我能想到的最快(也许是最柔软的)方法是将映射字典作为python
dict
。例如:如果您的字符串列表存储为Python列表,则可以使用以下代码获取替换列表:
Note :我们使用
mapping.get()带有
default = old_string
,以便该函数返回old_string
,以防它不在映射字典中。如果您的字符串列表存储在一个熊猫系列(或pandas dataframe的一列),您可以快速替换字符串:
note :我们设置
na_action ='gighore'
,以便该函数返回old_string
,如果它不在映射字典中。

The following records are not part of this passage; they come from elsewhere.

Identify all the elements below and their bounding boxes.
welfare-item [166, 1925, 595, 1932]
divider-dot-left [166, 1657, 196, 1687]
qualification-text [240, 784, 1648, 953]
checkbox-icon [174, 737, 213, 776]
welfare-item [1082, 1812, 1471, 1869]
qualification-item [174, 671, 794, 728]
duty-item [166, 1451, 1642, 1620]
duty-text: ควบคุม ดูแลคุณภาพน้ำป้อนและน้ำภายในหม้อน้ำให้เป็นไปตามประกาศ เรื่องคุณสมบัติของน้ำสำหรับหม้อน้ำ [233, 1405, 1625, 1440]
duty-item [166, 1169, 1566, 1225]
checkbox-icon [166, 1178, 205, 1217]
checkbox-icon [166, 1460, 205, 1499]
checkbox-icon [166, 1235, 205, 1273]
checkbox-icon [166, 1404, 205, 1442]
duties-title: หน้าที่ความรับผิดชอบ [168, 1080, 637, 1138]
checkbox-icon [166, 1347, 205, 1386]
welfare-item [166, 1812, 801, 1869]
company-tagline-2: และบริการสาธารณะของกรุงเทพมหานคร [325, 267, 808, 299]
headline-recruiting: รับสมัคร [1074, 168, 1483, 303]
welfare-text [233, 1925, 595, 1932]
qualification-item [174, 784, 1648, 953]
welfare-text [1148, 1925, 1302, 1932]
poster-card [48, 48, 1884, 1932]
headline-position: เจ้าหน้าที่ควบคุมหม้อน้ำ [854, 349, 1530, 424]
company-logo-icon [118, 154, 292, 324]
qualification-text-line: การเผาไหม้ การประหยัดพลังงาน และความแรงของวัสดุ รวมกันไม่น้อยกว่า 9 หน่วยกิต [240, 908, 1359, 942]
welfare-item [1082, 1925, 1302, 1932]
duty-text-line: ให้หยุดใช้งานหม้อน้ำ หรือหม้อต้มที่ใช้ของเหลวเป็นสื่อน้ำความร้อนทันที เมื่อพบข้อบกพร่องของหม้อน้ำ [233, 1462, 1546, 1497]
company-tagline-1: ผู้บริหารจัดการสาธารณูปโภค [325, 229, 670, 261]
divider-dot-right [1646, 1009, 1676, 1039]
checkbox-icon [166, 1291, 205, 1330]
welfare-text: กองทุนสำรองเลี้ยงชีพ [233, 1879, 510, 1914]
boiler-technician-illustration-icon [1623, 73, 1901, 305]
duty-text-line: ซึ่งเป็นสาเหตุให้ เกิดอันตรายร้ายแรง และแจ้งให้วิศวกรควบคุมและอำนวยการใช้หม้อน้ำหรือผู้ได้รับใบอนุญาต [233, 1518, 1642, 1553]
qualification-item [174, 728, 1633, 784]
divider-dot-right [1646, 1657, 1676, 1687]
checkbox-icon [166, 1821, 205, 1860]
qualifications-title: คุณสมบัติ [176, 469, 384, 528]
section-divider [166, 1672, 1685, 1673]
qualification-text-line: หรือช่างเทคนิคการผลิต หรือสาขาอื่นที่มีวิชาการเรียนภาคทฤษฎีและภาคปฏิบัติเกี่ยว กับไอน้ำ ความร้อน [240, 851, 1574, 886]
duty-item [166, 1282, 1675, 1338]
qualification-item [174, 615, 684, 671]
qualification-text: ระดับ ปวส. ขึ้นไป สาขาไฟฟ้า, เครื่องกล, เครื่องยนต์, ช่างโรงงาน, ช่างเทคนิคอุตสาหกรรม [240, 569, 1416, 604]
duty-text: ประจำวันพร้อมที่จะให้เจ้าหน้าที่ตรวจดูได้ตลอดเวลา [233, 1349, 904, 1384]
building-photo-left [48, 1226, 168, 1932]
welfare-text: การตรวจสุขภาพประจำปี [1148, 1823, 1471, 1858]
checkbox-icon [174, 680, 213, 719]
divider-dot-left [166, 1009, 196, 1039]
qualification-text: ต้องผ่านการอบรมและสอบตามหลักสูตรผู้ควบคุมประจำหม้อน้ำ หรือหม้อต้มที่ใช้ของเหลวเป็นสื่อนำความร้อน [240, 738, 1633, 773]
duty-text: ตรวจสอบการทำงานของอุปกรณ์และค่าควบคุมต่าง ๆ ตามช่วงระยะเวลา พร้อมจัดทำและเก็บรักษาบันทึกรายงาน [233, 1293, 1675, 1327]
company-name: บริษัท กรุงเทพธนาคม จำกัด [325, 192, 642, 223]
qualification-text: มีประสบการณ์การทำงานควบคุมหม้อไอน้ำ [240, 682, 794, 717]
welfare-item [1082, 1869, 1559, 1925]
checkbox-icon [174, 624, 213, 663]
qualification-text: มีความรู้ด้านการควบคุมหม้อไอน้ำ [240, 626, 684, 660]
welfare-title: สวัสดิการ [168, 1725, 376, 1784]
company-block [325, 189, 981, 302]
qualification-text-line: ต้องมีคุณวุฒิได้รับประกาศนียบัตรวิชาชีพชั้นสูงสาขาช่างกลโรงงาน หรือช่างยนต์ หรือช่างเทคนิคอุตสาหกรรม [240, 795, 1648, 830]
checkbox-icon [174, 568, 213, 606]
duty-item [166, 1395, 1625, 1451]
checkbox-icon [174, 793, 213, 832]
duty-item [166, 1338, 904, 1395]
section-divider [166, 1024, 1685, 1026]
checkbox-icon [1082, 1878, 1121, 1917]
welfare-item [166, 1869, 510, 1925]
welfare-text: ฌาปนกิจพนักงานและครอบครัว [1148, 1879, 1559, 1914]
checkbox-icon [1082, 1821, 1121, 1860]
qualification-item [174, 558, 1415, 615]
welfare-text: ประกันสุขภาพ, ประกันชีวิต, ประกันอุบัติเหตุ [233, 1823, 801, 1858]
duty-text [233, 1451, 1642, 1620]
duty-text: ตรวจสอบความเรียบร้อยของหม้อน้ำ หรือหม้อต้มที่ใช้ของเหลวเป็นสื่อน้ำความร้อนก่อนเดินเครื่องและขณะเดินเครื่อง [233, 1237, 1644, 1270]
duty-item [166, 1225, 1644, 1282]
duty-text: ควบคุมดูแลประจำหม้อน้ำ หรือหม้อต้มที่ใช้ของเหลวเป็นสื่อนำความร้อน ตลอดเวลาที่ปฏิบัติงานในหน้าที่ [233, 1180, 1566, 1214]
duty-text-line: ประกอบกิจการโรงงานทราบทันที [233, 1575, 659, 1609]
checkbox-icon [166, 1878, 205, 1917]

As I understand, you have a list of strings and a mapping dictionary in the form of: {oldString1: newString1, oldString2: newString2, ...} that you want to use to replace the original list of strings.
The fastest (and maybe most Pythonic) approach I can think of is to simply save your mapping dictionary as a Python
dict
. For example:If your list of strings is stored as a Python list, you can get the replaced list with the following code:
Note: We use
mapping.get()
withdefault=old_string
so that the function return theold_string
in case it is not in the mapping dictionary.If your list of strings is stored in a Pandas Series (or a column of a Pandas DataFrame), you can quickly replace the strings with:
Note: We set
na_action='ignore'
so that the function return theold_string
in case it is not in the mapping dictionary.您可以使用Regex匹配模式。
因此,通过使用REGEX匹配项,您只能将字母分开,而数字只能分开。
You can use regex to match the pattern.
So by using regex match you can separate the alphabet only and the number only part.